Today's Jewelry artists draw from a wealth of technical and conceptual traditions, as well as from high-tech industrial applications. Such a multifaceted medium calls for similar versatility in the classroom, and that is what Western's jewelry department provides. Course offerings center on technical and conceptual issues, incorporating both traditional and contemporary concerns. Discussions, critiques, and lectures emphasize content and the development of personal expression.
The department's approach is one of breadth rather than of narrow specialization. Because jewelry deals with the illusionary space of painting and the real space of sculpture, this medium inspires infinite options. The possible transformations of metal are so many, in fact, that students must maintain flexibility and openness to new ideas. Often, a student's exploration of metal sculpture and studio jewelry-making becomes a springboard for more personal and contemporary image-making. In beginning jewelry courses, students develop skills in fabricating, casting, learn the complexities of soldering, and develop a vocabulary in jewelry aesthetics. In advanced courses, students explore metal and stone potential in its many forms. Traditional boundaries expand and new issues arise as the student's perception changes.

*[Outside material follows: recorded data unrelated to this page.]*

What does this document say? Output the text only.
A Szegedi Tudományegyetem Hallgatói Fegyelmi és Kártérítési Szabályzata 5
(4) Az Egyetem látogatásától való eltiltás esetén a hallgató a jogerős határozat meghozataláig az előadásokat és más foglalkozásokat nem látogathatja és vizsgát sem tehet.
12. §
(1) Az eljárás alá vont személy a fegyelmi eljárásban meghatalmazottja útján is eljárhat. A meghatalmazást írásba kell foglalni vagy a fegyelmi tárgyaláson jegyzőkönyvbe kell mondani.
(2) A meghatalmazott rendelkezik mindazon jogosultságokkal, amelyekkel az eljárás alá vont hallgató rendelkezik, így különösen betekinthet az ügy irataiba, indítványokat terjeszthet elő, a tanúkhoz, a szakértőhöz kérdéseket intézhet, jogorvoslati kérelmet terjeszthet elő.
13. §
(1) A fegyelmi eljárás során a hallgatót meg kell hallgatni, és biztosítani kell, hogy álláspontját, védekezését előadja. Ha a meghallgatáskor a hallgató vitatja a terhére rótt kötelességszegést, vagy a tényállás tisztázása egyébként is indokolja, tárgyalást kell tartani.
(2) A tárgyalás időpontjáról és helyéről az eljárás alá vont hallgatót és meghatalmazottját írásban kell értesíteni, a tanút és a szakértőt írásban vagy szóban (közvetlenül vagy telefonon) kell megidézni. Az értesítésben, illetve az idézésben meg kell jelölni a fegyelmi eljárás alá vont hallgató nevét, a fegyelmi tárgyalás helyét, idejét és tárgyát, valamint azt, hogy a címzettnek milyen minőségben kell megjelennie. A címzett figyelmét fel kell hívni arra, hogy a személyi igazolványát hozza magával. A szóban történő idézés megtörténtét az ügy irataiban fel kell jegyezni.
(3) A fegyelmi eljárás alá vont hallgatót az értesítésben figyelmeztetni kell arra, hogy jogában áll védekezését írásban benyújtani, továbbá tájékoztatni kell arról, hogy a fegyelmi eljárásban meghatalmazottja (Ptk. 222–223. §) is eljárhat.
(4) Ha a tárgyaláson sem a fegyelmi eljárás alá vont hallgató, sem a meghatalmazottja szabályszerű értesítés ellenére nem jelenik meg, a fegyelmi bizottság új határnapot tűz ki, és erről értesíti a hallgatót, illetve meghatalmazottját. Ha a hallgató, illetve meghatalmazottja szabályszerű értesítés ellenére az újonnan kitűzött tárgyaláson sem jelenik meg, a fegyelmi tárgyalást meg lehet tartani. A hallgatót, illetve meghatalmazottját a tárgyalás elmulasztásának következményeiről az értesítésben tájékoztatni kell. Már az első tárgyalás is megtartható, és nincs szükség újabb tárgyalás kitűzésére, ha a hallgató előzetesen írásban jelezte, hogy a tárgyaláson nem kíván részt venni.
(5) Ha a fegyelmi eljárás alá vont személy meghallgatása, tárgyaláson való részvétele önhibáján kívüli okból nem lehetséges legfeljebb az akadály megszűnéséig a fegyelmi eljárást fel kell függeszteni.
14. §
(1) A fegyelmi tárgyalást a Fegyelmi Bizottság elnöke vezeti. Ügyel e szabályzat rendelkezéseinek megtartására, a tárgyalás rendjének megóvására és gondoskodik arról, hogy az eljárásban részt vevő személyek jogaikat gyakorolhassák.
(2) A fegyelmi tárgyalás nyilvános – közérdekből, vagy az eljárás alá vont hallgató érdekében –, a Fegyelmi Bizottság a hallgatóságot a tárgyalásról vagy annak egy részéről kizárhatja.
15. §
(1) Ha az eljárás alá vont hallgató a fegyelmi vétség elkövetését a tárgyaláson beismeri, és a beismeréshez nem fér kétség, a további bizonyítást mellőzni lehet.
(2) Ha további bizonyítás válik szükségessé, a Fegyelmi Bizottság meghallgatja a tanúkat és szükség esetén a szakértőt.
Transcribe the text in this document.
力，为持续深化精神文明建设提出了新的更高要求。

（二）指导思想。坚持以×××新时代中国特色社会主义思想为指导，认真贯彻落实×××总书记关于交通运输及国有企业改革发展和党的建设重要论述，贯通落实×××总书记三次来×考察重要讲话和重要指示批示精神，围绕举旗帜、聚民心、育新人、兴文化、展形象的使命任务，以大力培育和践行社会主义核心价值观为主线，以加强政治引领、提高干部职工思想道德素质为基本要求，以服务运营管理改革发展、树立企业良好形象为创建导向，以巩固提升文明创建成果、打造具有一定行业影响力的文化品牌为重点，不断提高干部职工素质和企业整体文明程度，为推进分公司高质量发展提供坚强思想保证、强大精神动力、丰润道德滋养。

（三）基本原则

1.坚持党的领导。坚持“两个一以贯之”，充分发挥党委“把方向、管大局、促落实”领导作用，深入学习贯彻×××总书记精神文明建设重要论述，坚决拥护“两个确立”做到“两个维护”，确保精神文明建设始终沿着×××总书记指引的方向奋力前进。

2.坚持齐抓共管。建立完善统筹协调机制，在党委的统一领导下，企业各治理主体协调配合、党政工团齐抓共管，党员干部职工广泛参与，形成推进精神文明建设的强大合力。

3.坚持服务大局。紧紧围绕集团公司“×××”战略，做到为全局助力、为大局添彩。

The department offers several multilevel courses in jewelry, metal-smithing, and theory. Beginning and advanced students meet together with the same instructor; beginning students meet as a group, while advanced students receive independent instruction. Complete jewelry facilities are available for students with several torches, buffing wheels and the assistance of a shop technician. The department also features extensive sculpture process equipment. The potential of independent work and course work are available to the student who wishes to pursue signature work in jewelry.